In my last piece, I had started a discussion on Section 124A of the IPC which deals with sedition. I had broadly set out the history of the provision, including its original language in 1870 and the amendments undertaken in 1898 and thereafter, leading to the provision as it stands today. In this piece, I will discuss a few landmark judgements which were delivered before the Constitution came into force on January 26, 1950 to understand the treatment of the provision by British Indian Courts.
The first such judgement is Queen-Empress vs Jogendra Chunder Bose And Ors. (1891) delivered by the Calcutta High Court at a time when the provision read as under:
124A. EXCITING DISAFFECTION
Whoever by words, either spoken or intended to be read, or by signs, or by visible representation, or otherwise, excites, or attempts to excite, feelings of disaffection to the Government established by law in British India, shall be punished with transportation for life or for any term, to which, fine may be added, or with imprisonment for a term which may extend to three years, to which fine may be added, or with fine.

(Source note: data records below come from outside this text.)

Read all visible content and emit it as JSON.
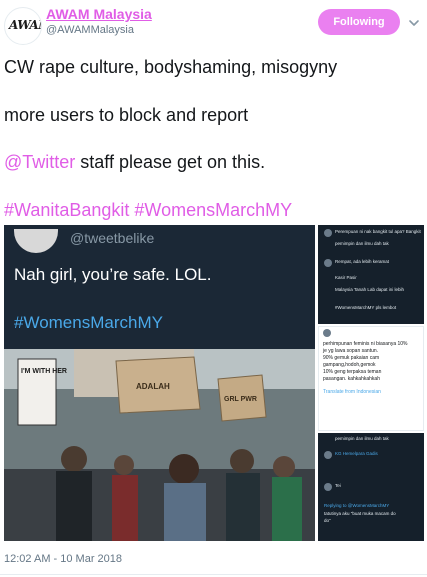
{
  "user": {
    "display_name": "AWAM Malaysia",
    "handle": "@AWAMMalaysia",
    "avatar_text": "AWAM"
  },
  "follow_button": "Following",
  "tweet": {
    "line1": "CW rape culture, bodyshaming, misogyny",
    "line2": "more users to block and report",
    "mention": "@Twitter",
    "line3_rest": " staff please get on this.",
    "hashtag1": "#WanitaBangkit",
    "hashtag2": "#WomensMarchMY"
  },
  "media": {
    "left_panel": {
      "handle": "@tweetbelike",
      "text": "Nah girl, you’re safe. LOL.",
      "hashtag": "#WomensMarchMY",
      "signs": [
        "I'M WITH HER",
        "ADALAH",
        "GRL PWR"
      ]
    },
    "top_right": {
      "lines": [
        "Perempuan ni nak bangkit tul apa? Bangkit",
        "pemimpin dan ilmu dah tak",
        "Rempat, ada lebih keramat",
        "Kasir Pasir",
        "Malaysia Tanah Lab dapat ini lebih",
        "#WomensMarchMY pls lembot"
      ]
    },
    "mid_right": {
      "lines": [
        "perhimpunan feminis ni biasanya 10%",
        "je yg lawa sopan santun.",
        "90% gemuk pakaian cam",
        "gampang,hodoh,gemok",
        "10% geng terpaksa teman",
        "pasangan. kahkahkahkah"
      ],
      "translate": "Translate from Indonesian"
    },
    "bottom_right": {
      "lines": [
        "pemimpin dan ilmu dah tak",
        "KG Hemelpara Gadis",
        "Tei",
        "Replying to @WomensMarchMY",
        "tatutinya aku \"buat muka macam do",
        "do\""
      ]
    }
  },
  "timestamp": "12:02 AM - 10 Mar 2018",
  "colors": {
    "accent": "#e05de6",
    "button": "#ea80f0",
    "dark_panel": "#1b2836"
  }
}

Explanation-Such a disapprobation of the measures of the Government as is compatible with a disposition to render obedience to the lawful authority of the Government and to support the lawful authority of the Government against unlawful attempts to subvert or resist that authority, is not disaffection. Therefore, the making of comments on the measures of the Government, with the intention of exciting only this species of disapprobation, is not an offence within this clause.
A reading of the provision makes it clear that it struck a distinction between exciting feelings of “disaffection” on the one hand, and “disapprobation” of the measures of the Government on the other. According to the Calcutta High Court in 1891, the former referred to a challenge to the lawful authority of the government whereas the latter referred to disapproval of the Government’s measures without calling for disobedience to the authority of the government. Therefore, words, written or spoken, or signs or any form of visible representation which were intended to excite feelings of disaffection towards the government, which were distinct from merely disapprobation or disapproval of the government’s measures, attracted the provision. Mere intention to create disaffection as deciphered from the written or spoken word or visible representation was sufficient, without the need for that intention to have achieved fruition.